The website, which was taken offline for a day before being migrated to a new web address, named employees of major international corporations, including Amazon, Mastercard and Ernst & Young, and shared their profile photos, LinkedIn pages and posts.
Itai Liptz, a hedge fund manager who said he was one of the people behind the original site, said that its goal was to “expose people who supported Hamas publicly.”
“We wanted to have it documented and a record,” he said. “If I work in this company, but I see my friends on LinkedIn celebrating and praising Hamas, then I’m not feeling safe.”
But the site also highlighted posts from people who did not explicitly show support for Hamas, according to posts seen by The New York Times. Some people used hash tags like “#GazaUnderAttack” or sought to draw attention to the humanitarian crisis in the Gaza Strip. The site asked users to submit posts that they believed should be exposed, and included a numeric “hate score” for companies.
The site, which was created 10 days ago, comes amid a wider debate over online expression during a fraught international conflict. Similar lists have also been created to track college students who have spoken out in support of Palestinians, while Meta, the parent company of Instagram and Facebook, said it took down nearly 800,000 pieces of Hebrew and Arabic language content for violating its rules in the three days after the Hamas attacks on Oct. 7.
Some people who were highlighted on the site have already deleted their LinkedIn posts or their LinkedIn profiles. Mr. Liptz, who said he did not expect the site to become as popular as it did after spreading via WhatsApp groups, called the far-ranging capture of all pro-Palestinian sentiment a mistake.
“If somebody says ‘Free Palestine’ that is totally OK, and we shouldn’t put it on our website,” he said on Saturday. “We just want to make sure the filters are there because they have the right to say that.”
The site, however, was back online on Sunday at a new web address and still displayed the posts and names of people that Mr. Liptz had said would be removed. Now located at an Israel-specific domain, the site is being overseen by Guy Ophir, a lawyer in Israel, who said the team moved it to a new address after receiving a cease-and-desist letter from LinkedIn.
A spokesman for LinkedIn said the company determined that the site had used automated programs to extract content from the platform, a practice known as scraping, which is a violation of its rules. Mr. Liptz denied that his site extracted the LinkedIn information through scraping, while Mr. Ophir said he believed that LinkedIn was trying to infringe on his right to free speech.
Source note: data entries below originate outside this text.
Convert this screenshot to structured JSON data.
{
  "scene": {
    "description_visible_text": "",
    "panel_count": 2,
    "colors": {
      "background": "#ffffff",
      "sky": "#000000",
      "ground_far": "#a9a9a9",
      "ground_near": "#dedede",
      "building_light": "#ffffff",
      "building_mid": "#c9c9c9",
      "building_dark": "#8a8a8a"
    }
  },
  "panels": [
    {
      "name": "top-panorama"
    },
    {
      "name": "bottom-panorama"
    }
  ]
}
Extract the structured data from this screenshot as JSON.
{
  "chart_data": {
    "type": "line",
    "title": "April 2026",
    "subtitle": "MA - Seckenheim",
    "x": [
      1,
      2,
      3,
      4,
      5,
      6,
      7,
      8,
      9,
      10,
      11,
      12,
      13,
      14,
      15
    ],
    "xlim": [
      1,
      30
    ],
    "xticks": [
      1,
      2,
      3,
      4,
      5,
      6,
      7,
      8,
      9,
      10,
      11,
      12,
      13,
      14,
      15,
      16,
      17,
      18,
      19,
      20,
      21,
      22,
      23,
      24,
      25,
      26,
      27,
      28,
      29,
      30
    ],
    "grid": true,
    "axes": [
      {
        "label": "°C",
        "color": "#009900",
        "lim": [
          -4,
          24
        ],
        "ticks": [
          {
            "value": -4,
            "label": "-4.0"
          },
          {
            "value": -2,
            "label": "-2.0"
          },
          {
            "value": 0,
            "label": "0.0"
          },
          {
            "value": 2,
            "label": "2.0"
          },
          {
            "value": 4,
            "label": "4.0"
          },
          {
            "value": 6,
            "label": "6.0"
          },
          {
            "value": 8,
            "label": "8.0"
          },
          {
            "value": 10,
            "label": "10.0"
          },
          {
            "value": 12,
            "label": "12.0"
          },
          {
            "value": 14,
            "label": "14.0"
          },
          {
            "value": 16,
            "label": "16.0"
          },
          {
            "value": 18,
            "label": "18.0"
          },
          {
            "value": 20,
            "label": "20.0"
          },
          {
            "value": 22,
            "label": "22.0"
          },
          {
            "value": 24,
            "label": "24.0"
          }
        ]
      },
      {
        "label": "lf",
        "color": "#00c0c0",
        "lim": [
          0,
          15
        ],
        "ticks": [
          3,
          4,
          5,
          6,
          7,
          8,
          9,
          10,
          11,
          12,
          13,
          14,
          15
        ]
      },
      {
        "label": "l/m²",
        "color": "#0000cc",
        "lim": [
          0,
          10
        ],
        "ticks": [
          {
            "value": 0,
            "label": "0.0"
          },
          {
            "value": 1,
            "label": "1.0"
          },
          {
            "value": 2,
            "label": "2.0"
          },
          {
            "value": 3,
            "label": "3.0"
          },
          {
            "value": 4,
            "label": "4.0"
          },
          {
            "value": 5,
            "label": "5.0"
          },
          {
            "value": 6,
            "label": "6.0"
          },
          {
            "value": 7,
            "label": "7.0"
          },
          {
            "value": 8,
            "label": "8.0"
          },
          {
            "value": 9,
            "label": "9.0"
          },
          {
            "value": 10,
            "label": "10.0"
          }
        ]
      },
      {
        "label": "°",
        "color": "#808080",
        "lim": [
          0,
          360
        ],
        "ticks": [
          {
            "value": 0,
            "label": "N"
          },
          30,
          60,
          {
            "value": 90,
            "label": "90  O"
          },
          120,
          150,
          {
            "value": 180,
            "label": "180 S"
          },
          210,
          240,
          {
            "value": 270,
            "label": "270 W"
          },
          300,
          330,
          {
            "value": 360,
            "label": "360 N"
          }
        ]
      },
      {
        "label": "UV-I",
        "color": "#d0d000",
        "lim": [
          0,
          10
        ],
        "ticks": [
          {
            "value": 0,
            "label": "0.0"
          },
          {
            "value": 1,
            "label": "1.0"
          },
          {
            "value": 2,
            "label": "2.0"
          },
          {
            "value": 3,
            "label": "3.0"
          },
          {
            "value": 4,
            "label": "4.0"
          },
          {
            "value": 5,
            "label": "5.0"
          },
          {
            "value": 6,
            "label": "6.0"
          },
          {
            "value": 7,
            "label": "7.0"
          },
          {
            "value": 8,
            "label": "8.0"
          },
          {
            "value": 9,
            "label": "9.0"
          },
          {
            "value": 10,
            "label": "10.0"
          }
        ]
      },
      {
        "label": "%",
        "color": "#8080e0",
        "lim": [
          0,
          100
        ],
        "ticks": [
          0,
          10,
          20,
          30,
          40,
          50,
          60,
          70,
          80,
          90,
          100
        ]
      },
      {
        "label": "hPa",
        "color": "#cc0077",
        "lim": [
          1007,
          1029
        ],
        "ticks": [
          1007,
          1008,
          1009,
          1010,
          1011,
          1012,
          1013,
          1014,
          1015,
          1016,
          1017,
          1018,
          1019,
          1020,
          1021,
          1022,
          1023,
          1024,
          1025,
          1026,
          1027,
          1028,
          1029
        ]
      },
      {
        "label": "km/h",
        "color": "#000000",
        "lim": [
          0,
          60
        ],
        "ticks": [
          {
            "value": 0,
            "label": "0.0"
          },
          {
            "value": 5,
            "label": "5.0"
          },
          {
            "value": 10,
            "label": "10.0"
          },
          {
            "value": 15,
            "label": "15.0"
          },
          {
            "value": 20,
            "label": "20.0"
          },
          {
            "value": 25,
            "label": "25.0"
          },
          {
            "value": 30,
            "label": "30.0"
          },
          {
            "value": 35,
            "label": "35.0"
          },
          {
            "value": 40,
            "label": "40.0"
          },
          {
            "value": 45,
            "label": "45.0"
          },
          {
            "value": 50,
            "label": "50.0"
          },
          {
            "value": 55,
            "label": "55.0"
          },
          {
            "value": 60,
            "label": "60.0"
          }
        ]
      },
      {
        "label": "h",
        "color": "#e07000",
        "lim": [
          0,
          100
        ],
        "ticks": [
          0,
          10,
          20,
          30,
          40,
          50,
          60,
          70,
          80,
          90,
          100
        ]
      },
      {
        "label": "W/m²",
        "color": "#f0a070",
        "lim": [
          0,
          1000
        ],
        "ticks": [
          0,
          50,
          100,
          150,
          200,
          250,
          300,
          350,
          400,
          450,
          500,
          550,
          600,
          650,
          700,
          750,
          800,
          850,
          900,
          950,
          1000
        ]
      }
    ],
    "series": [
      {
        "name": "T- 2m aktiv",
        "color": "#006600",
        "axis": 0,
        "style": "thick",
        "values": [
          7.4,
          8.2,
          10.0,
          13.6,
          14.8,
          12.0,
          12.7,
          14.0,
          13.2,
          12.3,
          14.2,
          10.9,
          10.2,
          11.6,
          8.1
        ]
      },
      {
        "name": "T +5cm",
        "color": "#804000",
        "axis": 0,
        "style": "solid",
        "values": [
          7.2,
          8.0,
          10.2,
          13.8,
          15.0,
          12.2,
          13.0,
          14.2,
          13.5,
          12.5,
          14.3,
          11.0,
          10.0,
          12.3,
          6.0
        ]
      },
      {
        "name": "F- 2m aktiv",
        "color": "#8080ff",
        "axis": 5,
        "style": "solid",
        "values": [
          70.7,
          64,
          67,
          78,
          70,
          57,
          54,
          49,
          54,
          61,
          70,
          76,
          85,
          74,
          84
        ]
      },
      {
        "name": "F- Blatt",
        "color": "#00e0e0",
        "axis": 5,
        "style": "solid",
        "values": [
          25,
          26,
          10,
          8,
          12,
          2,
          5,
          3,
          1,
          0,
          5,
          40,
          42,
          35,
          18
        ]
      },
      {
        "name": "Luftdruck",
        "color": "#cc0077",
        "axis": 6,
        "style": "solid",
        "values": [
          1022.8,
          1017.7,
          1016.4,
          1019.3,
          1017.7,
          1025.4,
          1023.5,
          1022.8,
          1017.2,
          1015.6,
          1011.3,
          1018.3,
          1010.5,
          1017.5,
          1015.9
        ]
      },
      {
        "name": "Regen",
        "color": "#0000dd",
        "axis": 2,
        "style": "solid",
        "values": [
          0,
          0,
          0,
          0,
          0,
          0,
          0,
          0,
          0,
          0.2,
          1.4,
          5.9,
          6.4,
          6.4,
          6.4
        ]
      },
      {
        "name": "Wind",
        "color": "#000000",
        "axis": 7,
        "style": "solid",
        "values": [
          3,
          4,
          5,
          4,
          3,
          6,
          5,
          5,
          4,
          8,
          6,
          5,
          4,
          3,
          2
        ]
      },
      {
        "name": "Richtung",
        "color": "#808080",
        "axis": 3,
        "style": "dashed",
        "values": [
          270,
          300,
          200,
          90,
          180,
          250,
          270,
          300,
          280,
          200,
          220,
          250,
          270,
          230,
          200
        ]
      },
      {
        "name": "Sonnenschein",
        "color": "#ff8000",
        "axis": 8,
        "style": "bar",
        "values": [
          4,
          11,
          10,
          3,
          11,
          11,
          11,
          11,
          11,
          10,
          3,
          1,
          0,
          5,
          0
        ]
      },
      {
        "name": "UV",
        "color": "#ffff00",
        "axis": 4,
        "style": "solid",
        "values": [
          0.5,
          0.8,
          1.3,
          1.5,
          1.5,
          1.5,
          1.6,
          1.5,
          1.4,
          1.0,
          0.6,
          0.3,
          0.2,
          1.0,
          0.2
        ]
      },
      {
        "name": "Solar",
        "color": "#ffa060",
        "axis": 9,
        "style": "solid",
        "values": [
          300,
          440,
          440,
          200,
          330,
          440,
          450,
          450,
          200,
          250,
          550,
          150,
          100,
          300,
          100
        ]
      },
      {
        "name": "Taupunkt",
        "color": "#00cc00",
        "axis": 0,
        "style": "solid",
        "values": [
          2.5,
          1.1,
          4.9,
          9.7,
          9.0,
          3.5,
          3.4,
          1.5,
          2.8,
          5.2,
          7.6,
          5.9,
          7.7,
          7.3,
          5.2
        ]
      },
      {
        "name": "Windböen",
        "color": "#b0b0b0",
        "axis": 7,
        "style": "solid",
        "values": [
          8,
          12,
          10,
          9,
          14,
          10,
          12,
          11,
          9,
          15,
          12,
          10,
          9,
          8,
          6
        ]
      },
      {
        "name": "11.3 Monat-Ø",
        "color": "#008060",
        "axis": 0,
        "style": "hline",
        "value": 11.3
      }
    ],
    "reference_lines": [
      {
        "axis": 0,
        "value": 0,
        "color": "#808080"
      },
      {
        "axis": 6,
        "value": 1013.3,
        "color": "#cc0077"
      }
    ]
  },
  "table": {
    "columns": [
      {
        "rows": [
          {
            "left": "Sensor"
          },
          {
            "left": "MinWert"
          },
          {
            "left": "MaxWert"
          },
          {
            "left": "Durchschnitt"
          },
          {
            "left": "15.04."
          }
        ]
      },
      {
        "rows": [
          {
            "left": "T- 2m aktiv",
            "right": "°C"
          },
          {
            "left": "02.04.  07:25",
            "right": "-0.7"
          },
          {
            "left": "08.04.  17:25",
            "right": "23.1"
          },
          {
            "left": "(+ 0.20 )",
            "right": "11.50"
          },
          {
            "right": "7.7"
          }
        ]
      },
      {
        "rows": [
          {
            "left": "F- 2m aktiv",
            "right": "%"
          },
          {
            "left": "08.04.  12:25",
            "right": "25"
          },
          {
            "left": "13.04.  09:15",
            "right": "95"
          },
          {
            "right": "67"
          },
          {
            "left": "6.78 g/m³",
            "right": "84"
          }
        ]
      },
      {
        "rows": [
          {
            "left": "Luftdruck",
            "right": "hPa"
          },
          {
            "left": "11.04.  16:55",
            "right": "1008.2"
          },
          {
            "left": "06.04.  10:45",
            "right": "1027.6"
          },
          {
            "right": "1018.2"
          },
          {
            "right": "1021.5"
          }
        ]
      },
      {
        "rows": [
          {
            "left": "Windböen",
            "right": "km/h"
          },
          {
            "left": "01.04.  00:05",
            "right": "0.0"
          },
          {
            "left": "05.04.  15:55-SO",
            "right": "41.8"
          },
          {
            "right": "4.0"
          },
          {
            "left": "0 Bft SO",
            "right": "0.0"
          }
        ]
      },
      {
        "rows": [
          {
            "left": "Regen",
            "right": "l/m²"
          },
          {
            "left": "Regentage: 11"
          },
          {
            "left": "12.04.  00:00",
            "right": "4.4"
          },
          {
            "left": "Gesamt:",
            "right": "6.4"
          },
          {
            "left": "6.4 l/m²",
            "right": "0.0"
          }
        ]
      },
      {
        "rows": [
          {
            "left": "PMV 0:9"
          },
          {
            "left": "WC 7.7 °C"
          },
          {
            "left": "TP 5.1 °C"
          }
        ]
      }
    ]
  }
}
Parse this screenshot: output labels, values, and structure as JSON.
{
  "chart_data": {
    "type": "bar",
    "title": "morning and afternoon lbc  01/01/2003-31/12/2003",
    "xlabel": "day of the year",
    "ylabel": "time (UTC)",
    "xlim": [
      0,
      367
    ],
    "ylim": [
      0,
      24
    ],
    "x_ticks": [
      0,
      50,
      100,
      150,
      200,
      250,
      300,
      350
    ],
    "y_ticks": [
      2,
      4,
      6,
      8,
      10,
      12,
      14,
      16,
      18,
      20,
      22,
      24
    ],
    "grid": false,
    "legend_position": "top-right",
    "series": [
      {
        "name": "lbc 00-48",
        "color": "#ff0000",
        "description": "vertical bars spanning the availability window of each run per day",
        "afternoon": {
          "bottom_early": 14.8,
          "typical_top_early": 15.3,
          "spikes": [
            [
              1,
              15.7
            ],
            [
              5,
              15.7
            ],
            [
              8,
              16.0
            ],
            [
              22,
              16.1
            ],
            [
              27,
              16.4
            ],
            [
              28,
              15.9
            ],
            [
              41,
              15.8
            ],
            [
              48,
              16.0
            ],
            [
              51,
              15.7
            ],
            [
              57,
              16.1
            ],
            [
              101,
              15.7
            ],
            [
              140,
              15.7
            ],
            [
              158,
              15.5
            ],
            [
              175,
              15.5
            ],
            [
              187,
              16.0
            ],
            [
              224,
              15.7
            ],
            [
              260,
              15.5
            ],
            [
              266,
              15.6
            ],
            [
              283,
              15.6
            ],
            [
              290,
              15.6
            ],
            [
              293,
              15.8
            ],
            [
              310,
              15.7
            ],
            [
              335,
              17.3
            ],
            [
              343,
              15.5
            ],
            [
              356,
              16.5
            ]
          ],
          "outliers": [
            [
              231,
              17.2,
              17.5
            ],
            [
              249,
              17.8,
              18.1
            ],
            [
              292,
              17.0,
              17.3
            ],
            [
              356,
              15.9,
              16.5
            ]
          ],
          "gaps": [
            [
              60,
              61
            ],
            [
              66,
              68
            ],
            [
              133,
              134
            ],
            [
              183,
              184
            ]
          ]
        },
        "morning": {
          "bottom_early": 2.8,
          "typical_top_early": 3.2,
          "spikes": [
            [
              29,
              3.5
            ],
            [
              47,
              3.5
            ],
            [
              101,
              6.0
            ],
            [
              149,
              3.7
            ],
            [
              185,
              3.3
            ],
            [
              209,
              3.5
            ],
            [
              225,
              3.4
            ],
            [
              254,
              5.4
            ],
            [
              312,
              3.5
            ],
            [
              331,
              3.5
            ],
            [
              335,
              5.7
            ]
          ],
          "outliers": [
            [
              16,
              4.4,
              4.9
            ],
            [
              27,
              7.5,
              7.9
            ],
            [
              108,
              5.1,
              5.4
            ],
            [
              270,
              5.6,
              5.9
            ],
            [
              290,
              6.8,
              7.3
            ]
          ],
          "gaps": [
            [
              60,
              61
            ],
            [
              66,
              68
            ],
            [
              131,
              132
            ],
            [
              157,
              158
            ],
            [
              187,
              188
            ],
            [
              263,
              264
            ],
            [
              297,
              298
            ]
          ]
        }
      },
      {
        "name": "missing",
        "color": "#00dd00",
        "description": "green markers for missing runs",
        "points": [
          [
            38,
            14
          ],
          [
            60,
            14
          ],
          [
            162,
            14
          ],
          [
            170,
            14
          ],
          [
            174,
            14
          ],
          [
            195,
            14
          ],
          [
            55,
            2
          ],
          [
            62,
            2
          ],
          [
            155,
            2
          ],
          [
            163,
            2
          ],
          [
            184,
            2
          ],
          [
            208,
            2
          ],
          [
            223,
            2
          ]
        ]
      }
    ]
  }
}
“We are not going to remove the website,” he said. “We are willing to fight them here.”
The site has been a subject of discussion at Meta, the parent company of Facebook and Instagram, and LinkedIn, where employees have expressed concern about the chilling effect it could have on online speech.
“People are scraping pro-Palestine LinkedIn posts and adding them to a database of ‘terror supporters,’” one employee wrote last Wednesday in a note on an internal Meta message board that was seen by The Times.
Other Meta employees were in disbelief that expressing support for Palestine was equated with supporting terrorism.
“The lack of understanding,” a Meta employee wrote, “is beyond insensitive and cruel.”